M-theory, which subsumes string theory and supergravity theory, is our central approach to unifying Einstein's theory of General Relativity with the Standard Model of particle physics. One of the most remarkable features of M-theory is that it incorporates dual descriptions of non-perturbative Yang-Mills theories in terms of strings and branes, leading to profound connections between black holes and quantum field theory and also to new insights into strong coupling phenomena such as quark confinement. These connections will continue to be explored in a number of different ways, including using supersymmetry, novel geometric constructions, exactly integrable quantum field theory models and theories with massless higher-spin excitations. An ultimate goal is to determine the fundamental degrees of freedom of M-theory which would have profound implications for particle physics phenomenology. Using both analytical and numerical techniques we will construct and study black-hole solutions with novel properties that have important potential applications to both the quark-gluon plasma and poorly understood systems in condensed matter such as high-temperature superconductors, exotic metals and insulators.

Cosmology continues to be a highly vibrant area of study driven by a wealth of new data, in particular the recent ground-breaking discovery of gravitational waves. Key clues to the structure and the origin of the universe are to be found in the details of the cosmic microwave background. This will provide one focus of our activities both through analysing data and by studying the cosmological implications of the Higgs field and extensions of the Standard Model of particle physics in inflationary scenarios. A central question we will address is what information can be extracted from new gravity waves measures, in particular how this constrains models of gravity and dark energy. We will look to characterise modified theories of gravity, for instance where the graviton has a mass, and study their cosmological features, and more generally study how to extract imprints of quantum gravity, such as fundamental discreteness of spacetime, on cosmological data. We also continue to develop novel, global statistical tools that draw on many different experiments in order to extract the strongest possible constraints on models.

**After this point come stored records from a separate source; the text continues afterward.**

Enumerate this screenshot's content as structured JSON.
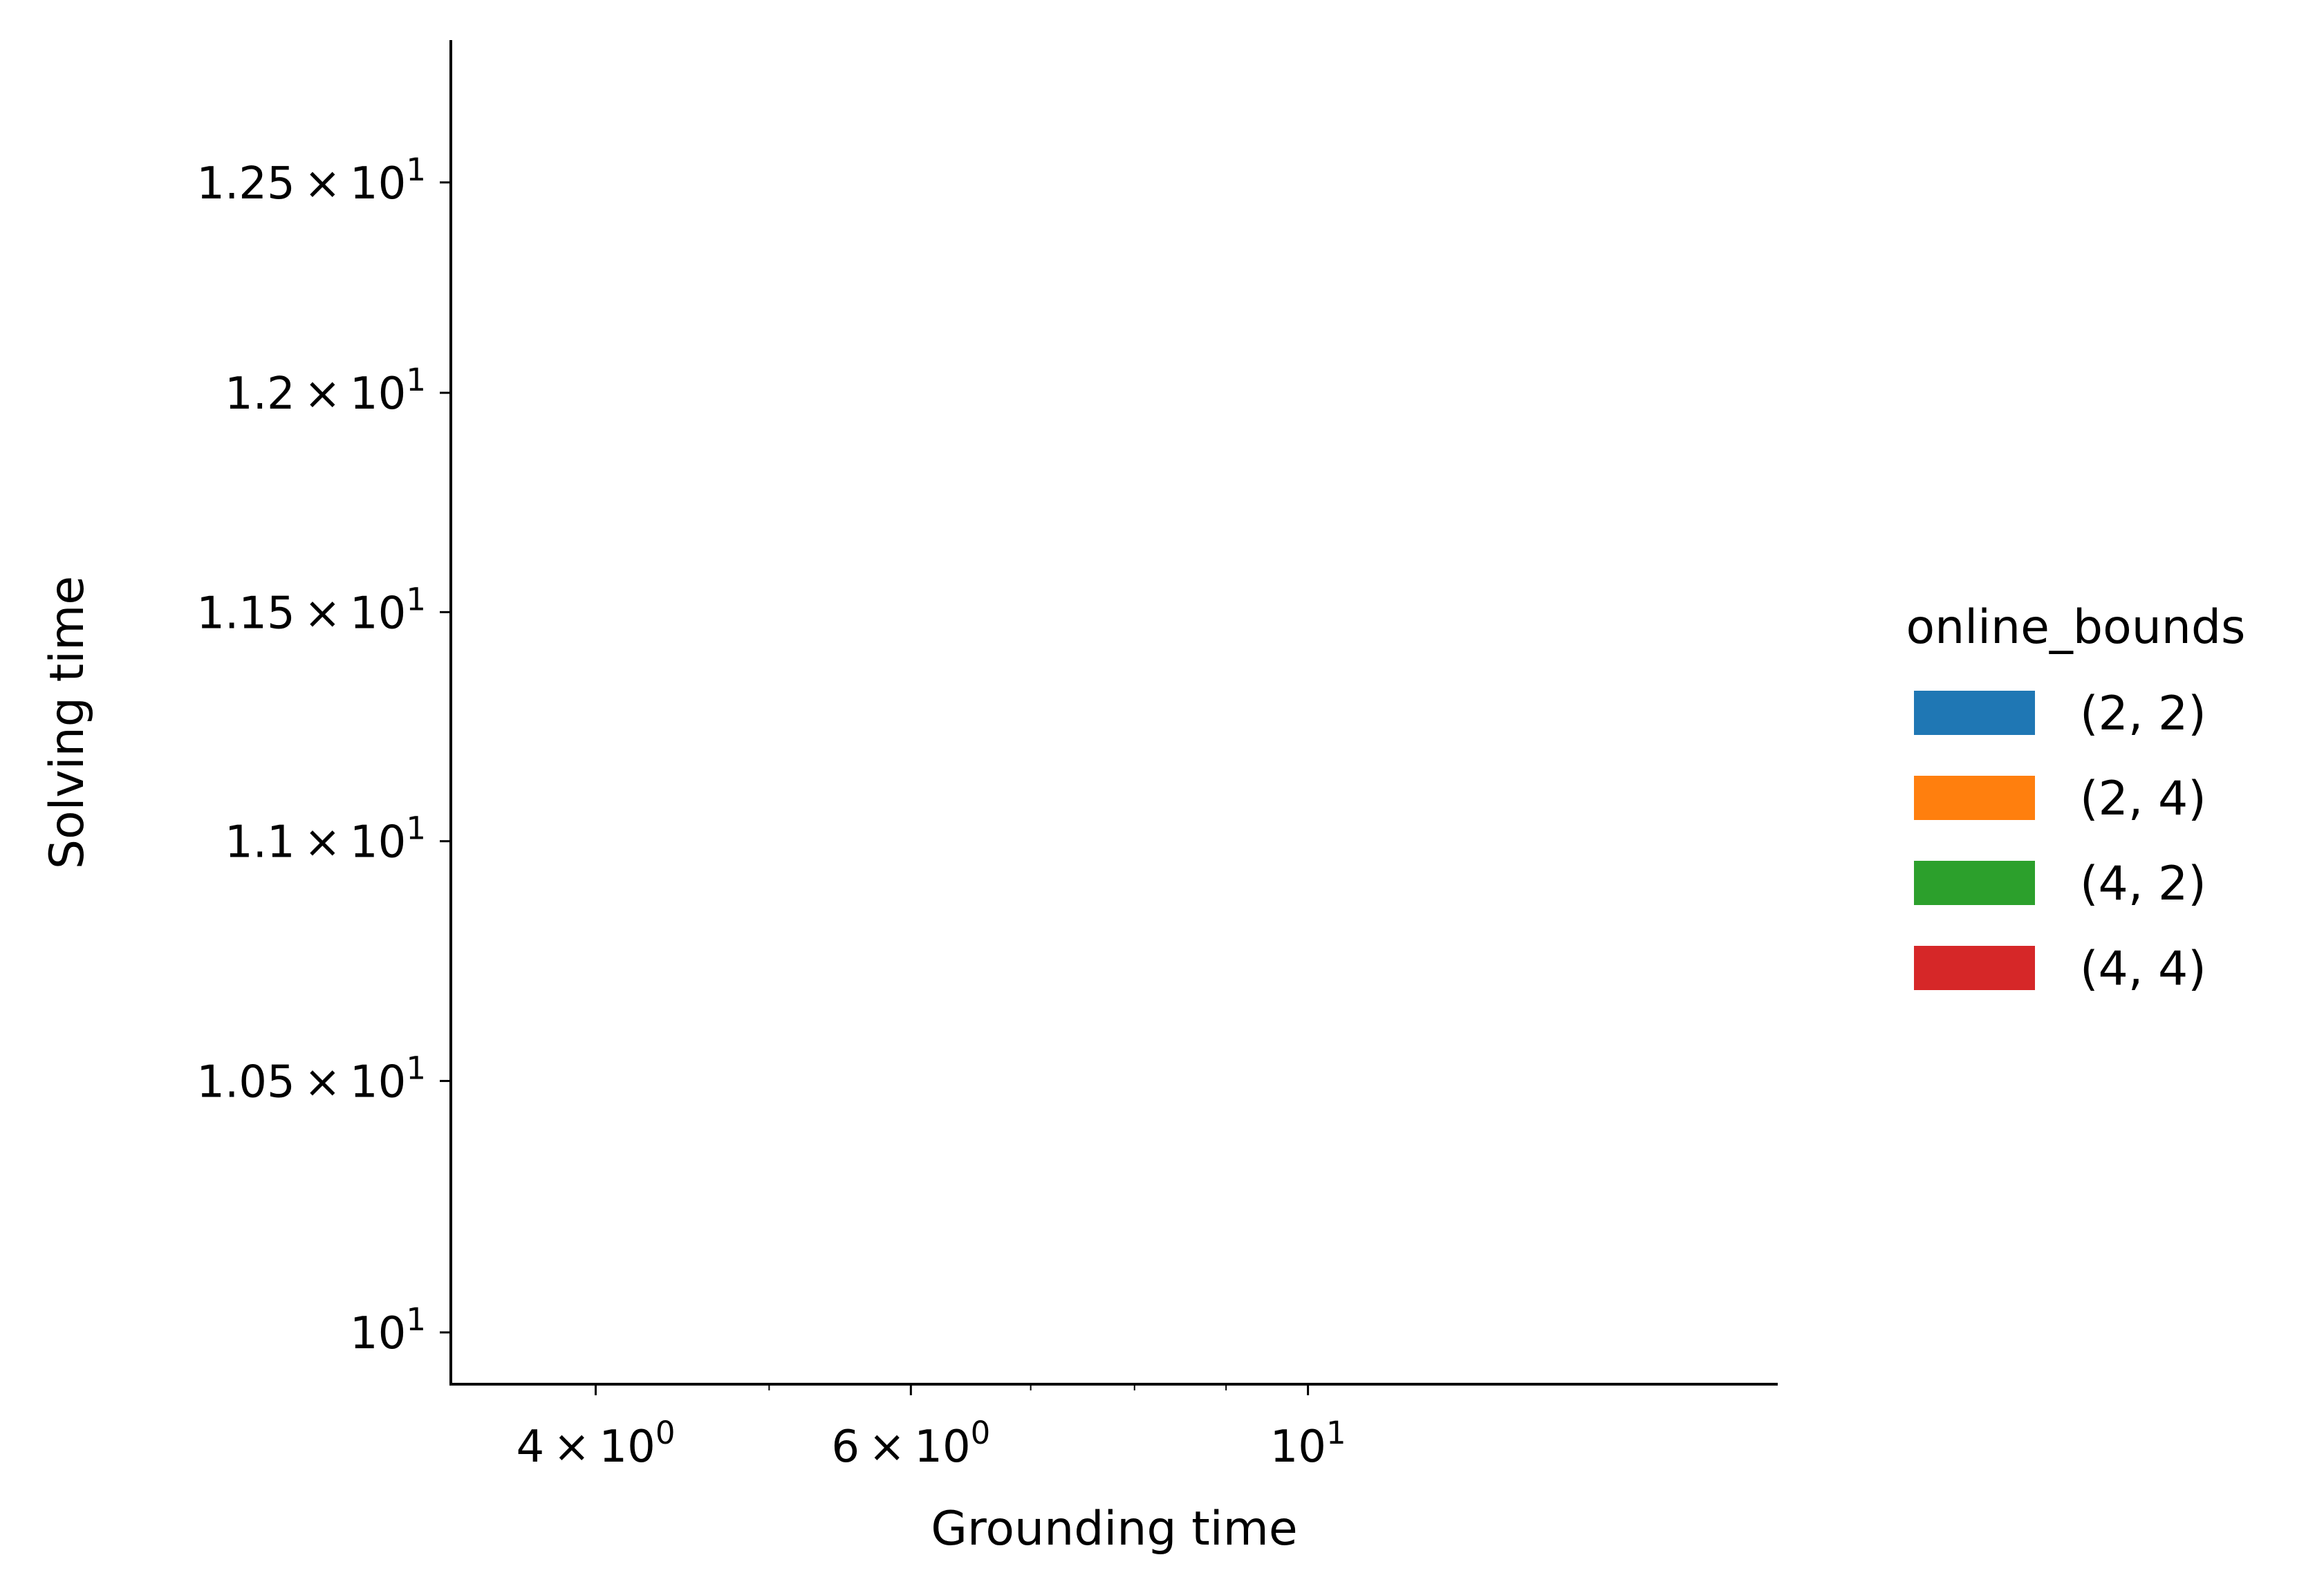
{
  "chart_data": {
    "type": "scatter",
    "xlabel": "Grounding time",
    "ylabel": "Solving time",
    "x_scale": "log",
    "y_scale": "log",
    "xlim": [
      3.32,
      18.3
    ],
    "ylim": [
      9.9,
      12.85
    ],
    "x_ticks": [
      {
        "value": 4,
        "mantissa": "4",
        "exponent": "0"
      },
      {
        "value": 6,
        "mantissa": "6",
        "exponent": "0"
      },
      {
        "value": 10,
        "mantissa": "",
        "exponent": "1"
      }
    ],
    "x_minor_ticks": [
      5,
      7,
      8,
      9
    ],
    "y_ticks": [
      {
        "value": 10,
        "mantissa": "",
        "exponent": "1"
      },
      {
        "value": 10.5,
        "mantissa": "1.05",
        "exponent": "1"
      },
      {
        "value": 11,
        "mantissa": "1.1",
        "exponent": "1"
      },
      {
        "value": 11.5,
        "mantissa": "1.15",
        "exponent": "1"
      },
      {
        "value": 12,
        "mantissa": "1.2",
        "exponent": "1"
      },
      {
        "value": 12.5,
        "mantissa": "1.25",
        "exponent": "1"
      }
    ],
    "grid": false,
    "legend": {
      "title": "online_bounds",
      "placement": "right, outside plot",
      "entries": [
        {
          "label": "(2, 2)",
          "color": "#1f77b4"
        },
        {
          "label": "(2, 4)",
          "color": "#ff7f0e"
        },
        {
          "label": "(4, 2)",
          "color": "#2ca02c"
        },
        {
          "label": "(4, 4)",
          "color": "#d62728"
        }
      ]
    },
    "series": [
      {
        "name": "(2, 2)",
        "points": []
      },
      {
        "name": "(2, 4)",
        "points": []
      },
      {
        "name": "(4, 2)",
        "points": []
      },
      {
        "name": "(4, 4)",
        "points": []
      }
    ]
  }
}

The research proposal is aimed at understanding matter, space and time and the origin of the universe at the most fundamental level. Although past experience shows that fundamental research can often translate in technical advances and hence economic impact, the timescale and path is almost impossible to predict. However, we can be sure that the current proposal will have an immediate societal impact through public engagement. This is possible because the fundamental, cutting-edge nature of the research inspires and attracts people, because we have outstanding track-records in public engagement, and because the planned pathways to impact are designed to exploit these opportunities. The direct beneficiaries are, specifically, individual members of the public who enjoy and are stimulated by acquiring new knowledge about science and, more broadly, society as a whole, including policy makers, through building the widest possible base of support for science. We aim to motivate young people, including underrepresented groups such as women, to study science, to ensure we have brilliant young scientists entering the field in the UK. Explaining our research and its significance also deepens our understanding of our work and allows us to reflect on its direction. In the struggle to communicate to the public the concepts that lie at the heart of theoretical research, in seeking new ways to frame our results and situate them in the fabric of human intellectual history, we ourselves can arrive at new insights.

A second concrete impact, and concomitant group of beneficiaries, is the training of highly skilled individuals: the PDRAs. The young researchers who will be trained typically begin their careers as excellent undergraduate performers who are motivated to answer the most fundamental `Big Questions' that our research addresses. The training that they receive as they participate in the research means that they emerge with the highest degree of technical expertise, experience of collaboration in a competitive environment, as well as the ability to direct their own research, and in addition significant skills in in public engagement. These are qualities that are vital to their future careers, be they in theoretical physics or modern business and industry.